Startup Trifacta Embracing the Data Scientist in All of Us
Organizations drowning in big and small data will soon have a new way to wrangle, munge or transform it however you want to describe the process thanks to software from startup Trifacta that's now in beta tests.
Thu, December 05, 2013
Network World — Organizations drowning in big and small data will soon have a new way to wrangle, munge or transform it however you want to describe the process thanks to software from startup Trifacta that's now in beta tests.
The San Francisco company, whose staff has grown from its three computer scientist founders a year ago to a robust 22 employees, today announced a second round of venture funds totaling $12 million led by Greylock Partners and Accel Partners.
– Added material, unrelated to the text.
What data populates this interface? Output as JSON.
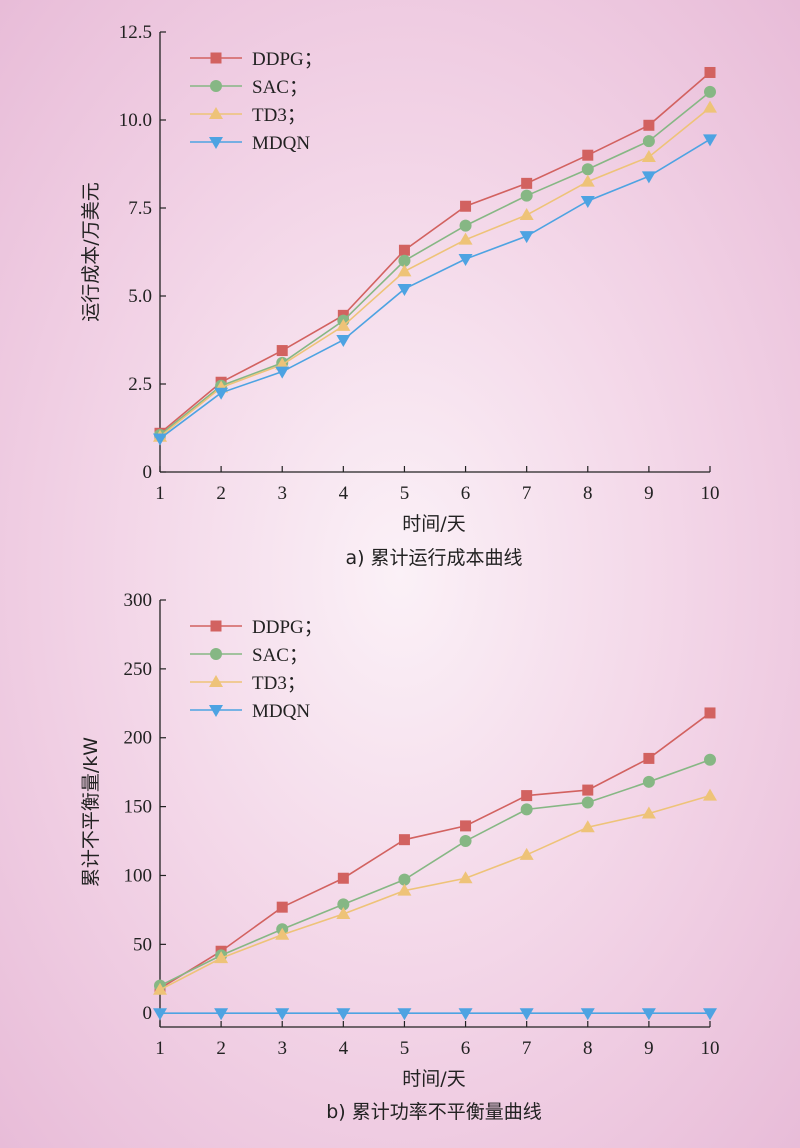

That brings overall funding to $16.3 million. The new funds will allow Trifacta to bulk up product design, engineering, sales and marketing, and should pave the way for the company to roll out its data management technology next year.
First-time CEO Joe Hellerstein, who this week will present at the Data Science Summit in Redwood City, Calif., says Trifacta software sits "in the lifecycle of data between the time it has landed in infrastructure typically something like Hadoop and the time it is consumed in business intelligence or predictive analytics tools." Expect Trifacta to partner with companies whose products bookend its own, such as Cloudera, Pivotal and Tableau.
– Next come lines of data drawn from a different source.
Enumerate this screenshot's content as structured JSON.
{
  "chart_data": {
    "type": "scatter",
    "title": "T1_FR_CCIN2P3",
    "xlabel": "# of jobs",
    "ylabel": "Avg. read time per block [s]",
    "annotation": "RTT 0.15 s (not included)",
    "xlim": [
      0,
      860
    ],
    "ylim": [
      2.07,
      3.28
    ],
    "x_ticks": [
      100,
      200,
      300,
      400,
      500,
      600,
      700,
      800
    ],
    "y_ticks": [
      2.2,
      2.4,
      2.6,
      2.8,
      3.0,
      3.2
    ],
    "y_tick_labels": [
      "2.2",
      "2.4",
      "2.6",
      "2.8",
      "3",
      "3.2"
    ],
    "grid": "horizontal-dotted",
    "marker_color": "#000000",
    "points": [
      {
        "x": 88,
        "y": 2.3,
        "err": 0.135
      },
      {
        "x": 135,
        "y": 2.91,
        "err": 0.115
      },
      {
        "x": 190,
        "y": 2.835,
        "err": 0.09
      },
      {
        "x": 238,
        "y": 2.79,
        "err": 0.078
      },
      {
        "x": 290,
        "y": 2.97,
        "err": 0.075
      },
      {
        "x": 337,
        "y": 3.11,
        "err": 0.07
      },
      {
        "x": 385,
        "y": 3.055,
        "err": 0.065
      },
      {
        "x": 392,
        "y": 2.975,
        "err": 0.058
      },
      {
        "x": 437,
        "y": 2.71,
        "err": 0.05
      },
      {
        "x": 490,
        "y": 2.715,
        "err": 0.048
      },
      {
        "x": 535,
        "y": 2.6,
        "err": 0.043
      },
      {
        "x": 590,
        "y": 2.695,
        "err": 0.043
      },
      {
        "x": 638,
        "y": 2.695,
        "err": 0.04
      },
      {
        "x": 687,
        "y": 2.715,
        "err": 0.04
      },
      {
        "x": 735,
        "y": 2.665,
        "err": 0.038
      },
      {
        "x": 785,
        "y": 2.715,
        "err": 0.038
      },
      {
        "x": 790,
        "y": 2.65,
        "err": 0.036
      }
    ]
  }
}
Trifacta seeks to make cleaning up that raw data faster so that data scientists and business analysts can spend more of their time analyzing it and making use of it (And the company isn't overlooking "small data," either, such as enabling users to transfer contact information from one app to another.). "There's a real user interface challenge," Hellerstein says. (Hear him talk about the startup as well in the embedded audio clip.)
The product will consist of a Web-based user interface and lightweight service on the back end that Hellerstein says can be hosted on relatively modest hardware and that will contain metadata useful for predicting how users might employ the software the longer they have it. The serious number crunching still takes place on existing big data infrastructure, he says.
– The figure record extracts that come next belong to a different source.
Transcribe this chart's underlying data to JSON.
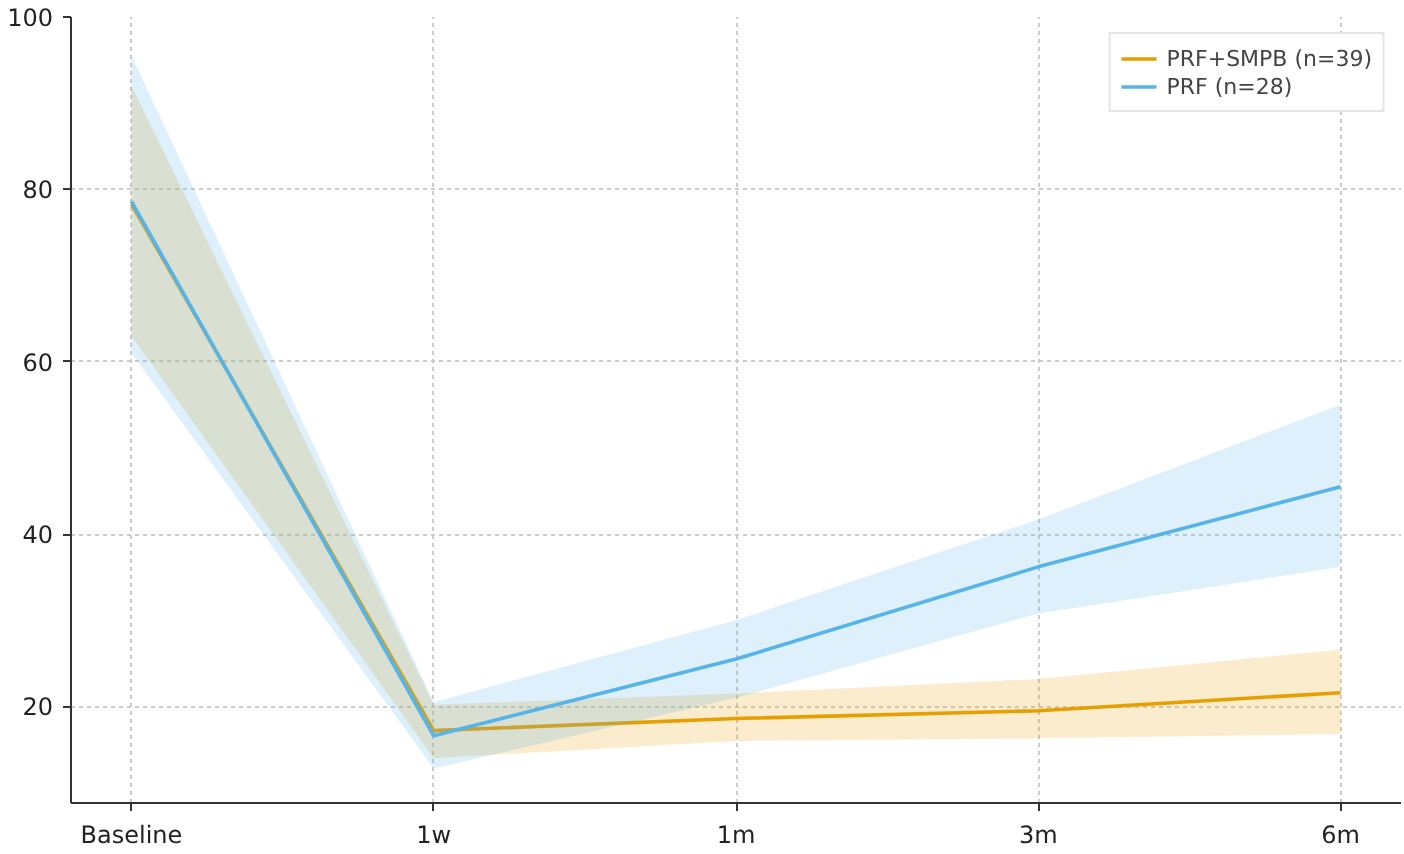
{
  "chart_data": {
    "type": "line",
    "categories": [
      "Baseline",
      "1w",
      "1m",
      "3m",
      "6m"
    ],
    "series": [
      {
        "name": "PRF+SMPB (n=39)",
        "color": "#e69f00",
        "values": [
          78.3,
          17.2,
          18.6,
          19.5,
          21.6
        ],
        "lower": [
          63,
          14,
          16,
          16.3,
          16.8
        ],
        "upper": [
          92,
          20.2,
          21.5,
          23.2,
          26.6
        ]
      },
      {
        "name": "PRF (n=28)",
        "color": "#56b4e9",
        "values": [
          78.6,
          16.6,
          25.5,
          36.2,
          45.5
        ],
        "lower": [
          61,
          12.8,
          21,
          30.8,
          36.2
        ],
        "upper": [
          95.5,
          20.5,
          30,
          41.7,
          55
        ]
      }
    ],
    "ylim": [
      8.8,
      100
    ],
    "yticks": [
      20,
      40,
      60,
      80,
      100
    ],
    "grid": true,
    "legend": "top right",
    "line_style": "solid",
    "marker": "none"
  }
}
While the hullabaloo over big data might elude those running enterprise networks, Hellerstein sees plenty of ways in which such IT pros might benefit from getting a better handle on the streams and reams of information in their organizations.
"Everyone's a data scientist nowadays, everybody is trying to be more data driven," he says. "People in IT obviously have a great interest in looking at machine-generated data in one form or another...such as in data security (not that Trifacta is targeting that vertical market particularly)."